Specific blood flow reducing effects of hyperoxaemia on high flow capillaries in the pig brain.

The mechanisms behind oxygen mediated changes in tissue blood flow remain unsettled. Today these are thought to (from experiments on separate vessels and other tissues than the brain) operate through the vessels themselves, probably by involvement of the endothelium in the distal parts of the vascular tree. The aim of this study was to investigate how hyperoxaemia affects the cerebrocortical capillary blood flow distribution in order to gain further knowledge of oxygen mediated blood flow regulating mechanisms. The experiments were performed on seven ventilated anaesthetized pigs.
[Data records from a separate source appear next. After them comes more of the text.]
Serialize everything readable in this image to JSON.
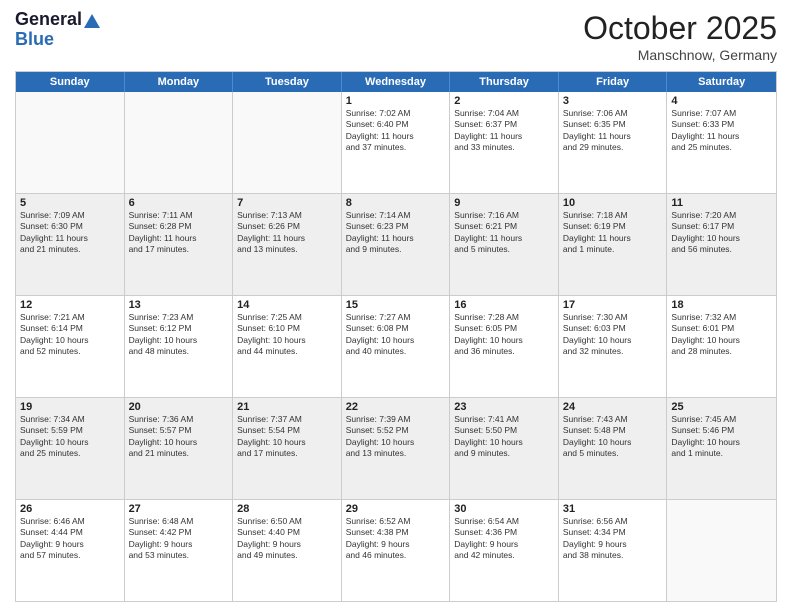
{
  "header": {
    "logo_line1": "General",
    "logo_line2": "Blue",
    "month": "October 2025",
    "location": "Manschnow, Germany"
  },
  "days_of_week": [
    "Sunday",
    "Monday",
    "Tuesday",
    "Wednesday",
    "Thursday",
    "Friday",
    "Saturday"
  ],
  "weeks": [
    [
      {
        "day": "",
        "lines": [],
        "empty": true
      },
      {
        "day": "",
        "lines": [],
        "empty": true
      },
      {
        "day": "",
        "lines": [],
        "empty": true
      },
      {
        "day": "1",
        "lines": [
          "Sunrise: 7:02 AM",
          "Sunset: 6:40 PM",
          "Daylight: 11 hours",
          "and 37 minutes."
        ]
      },
      {
        "day": "2",
        "lines": [
          "Sunrise: 7:04 AM",
          "Sunset: 6:37 PM",
          "Daylight: 11 hours",
          "and 33 minutes."
        ]
      },
      {
        "day": "3",
        "lines": [
          "Sunrise: 7:06 AM",
          "Sunset: 6:35 PM",
          "Daylight: 11 hours",
          "and 29 minutes."
        ]
      },
      {
        "day": "4",
        "lines": [
          "Sunrise: 7:07 AM",
          "Sunset: 6:33 PM",
          "Daylight: 11 hours",
          "and 25 minutes."
        ]
      }
    ],
    [
      {
        "day": "5",
        "lines": [
          "Sunrise: 7:09 AM",
          "Sunset: 6:30 PM",
          "Daylight: 11 hours",
          "and 21 minutes."
        ]
      },
      {
        "day": "6",
        "lines": [
          "Sunrise: 7:11 AM",
          "Sunset: 6:28 PM",
          "Daylight: 11 hours",
          "and 17 minutes."
        ]
      },
      {
        "day": "7",
        "lines": [
          "Sunrise: 7:13 AM",
          "Sunset: 6:26 PM",
          "Daylight: 11 hours",
          "and 13 minutes."
        ]
      },
      {
        "day": "8",
        "lines": [
          "Sunrise: 7:14 AM",
          "Sunset: 6:23 PM",
          "Daylight: 11 hours",
          "and 9 minutes."
        ]
      },
      {
        "day": "9",
        "lines": [
          "Sunrise: 7:16 AM",
          "Sunset: 6:21 PM",
          "Daylight: 11 hours",
          "and 5 minutes."
        ]
      },
      {
        "day": "10",
        "lines": [
          "Sunrise: 7:18 AM",
          "Sunset: 6:19 PM",
          "Daylight: 11 hours",
          "and 1 minute."
        ]
      },
      {
        "day": "11",
        "lines": [
          "Sunrise: 7:20 AM",
          "Sunset: 6:17 PM",
          "Daylight: 10 hours",
          "and 56 minutes."
        ]
      }
    ],
    [
      {
        "day": "12",
        "lines": [
          "Sunrise: 7:21 AM",
          "Sunset: 6:14 PM",
          "Daylight: 10 hours",
          "and 52 minutes."
        ]
      },
      {
        "day": "13",
        "lines": [
          "Sunrise: 7:23 AM",
          "Sunset: 6:12 PM",
          "Daylight: 10 hours",
          "and 48 minutes."
        ]
      },
      {
        "day": "14",
        "lines": [
          "Sunrise: 7:25 AM",
          "Sunset: 6:10 PM",
          "Daylight: 10 hours",
          "and 44 minutes."
        ]
      },
      {
        "day": "15",
        "lines": [
          "Sunrise: 7:27 AM",
          "Sunset: 6:08 PM",
          "Daylight: 10 hours",
          "and 40 minutes."
        ]
      },
      {
        "day": "16",
        "lines": [
          "Sunrise: 7:28 AM",
          "Sunset: 6:05 PM",
          "Daylight: 10 hours",
          "and 36 minutes."
        ]
      },
      {
        "day": "17",
        "lines": [
          "Sunrise: 7:30 AM",
          "Sunset: 6:03 PM",
          "Daylight: 10 hours",
          "and 32 minutes."
        ]
      },
      {
        "day": "18",
        "lines": [
          "Sunrise: 7:32 AM",
          "Sunset: 6:01 PM",
          "Daylight: 10 hours",
          "and 28 minutes."
        ]
      }
    ],
    [
      {
        "day": "19",
        "lines": [
          "Sunrise: 7:34 AM",
          "Sunset: 5:59 PM",
          "Daylight: 10 hours",
          "and 25 minutes."
        ]
      },
      {
        "day": "20",
        "lines": [
          "Sunrise: 7:36 AM",
          "Sunset: 5:57 PM",
          "Daylight: 10 hours",
          "and 21 minutes."
        ]
      },
      {
        "day": "21",
        "lines": [
          "Sunrise: 7:37 AM",
          "Sunset: 5:54 PM",
          "Daylight: 10 hours",
          "and 17 minutes."
        ]
      },
      {
        "day": "22",
        "lines": [
          "Sunrise: 7:39 AM",
          "Sunset: 5:52 PM",
          "Daylight: 10 hours",
          "and 13 minutes."
        ]
      },
      {
        "day": "23",
        "lines": [
          "Sunrise: 7:41 AM",
          "Sunset: 5:50 PM",
          "Daylight: 10 hours",
          "and 9 minutes."
        ]
      },
      {
        "day": "24",
        "lines": [
          "Sunrise: 7:43 AM",
          "Sunset: 5:48 PM",
          "Daylight: 10 hours",
          "and 5 minutes."
        ]
      },
      {
        "day": "25",
        "lines": [
          "Sunrise: 7:45 AM",
          "Sunset: 5:46 PM",
          "Daylight: 10 hours",
          "and 1 minute."
        ]
      }
    ],
    [
      {
        "day": "26",
        "lines": [
          "Sunrise: 6:46 AM",
          "Sunset: 4:44 PM",
          "Daylight: 9 hours",
          "and 57 minutes."
        ]
      },
      {
        "day": "27",
        "lines": [
          "Sunrise: 6:48 AM",
          "Sunset: 4:42 PM",
          "Daylight: 9 hours",
          "and 53 minutes."
        ]
      },
      {
        "day": "28",
        "lines": [
          "Sunrise: 6:50 AM",
          "Sunset: 4:40 PM",
          "Daylight: 9 hours",
          "and 49 minutes."
        ]
      },
      {
        "day": "29",
        "lines": [
          "Sunrise: 6:52 AM",
          "Sunset: 4:38 PM",
          "Daylight: 9 hours",
          "and 46 minutes."
        ]
      },
      {
        "day": "30",
        "lines": [
          "Sunrise: 6:54 AM",
          "Sunset: 4:36 PM",
          "Daylight: 9 hours",
          "and 42 minutes."
        ]
      },
      {
        "day": "31",
        "lines": [
          "Sunrise: 6:56 AM",
          "Sunset: 4:34 PM",
          "Daylight: 9 hours",
          "and 38 minutes."
        ]
      },
      {
        "day": "",
        "lines": [],
        "empty": true
      }
    ]
  ]
}
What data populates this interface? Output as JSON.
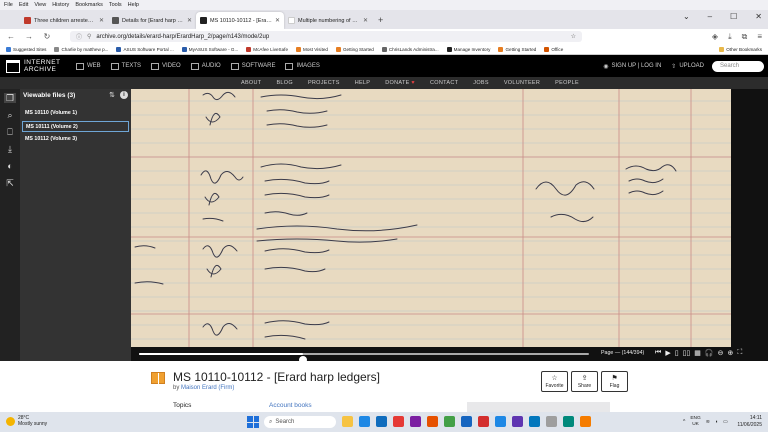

A multiwire Clark-type microelectrode, placed on the brain surface (motor cortex), was used for capillary blood flow (hydrogen clearance) and oxygen pressure measurements, both of which were made at normoxaemia (arterial PO2 14.4 kPa) and hyperoxaemia (arterial PO2 50.4 kPa)(the animals serving as their own control). Blood pressure, arterial PCO2 and pH remained unchanged throughout the experiments. During hyperoxaemia a 11% reduction in the cerebrocortical capillary blood flow was found (P < 0.001). This flow reduction was seen mainly in two capillary blood flow classes (6/7 animals). In parallel a heterogeneous increase in the cerebrocortical oxygen pressures from 4.5 to 10.1 kPa (mean) (P < 0.001) was found. These results show that hyperoxaemia causes a selective reduction in capillary blood flow affecting capillaries at specific flow levels. A finding that suggests, for the brain, that both the oxygen sensor and effect mechanism is situated distally, in the vascular tree.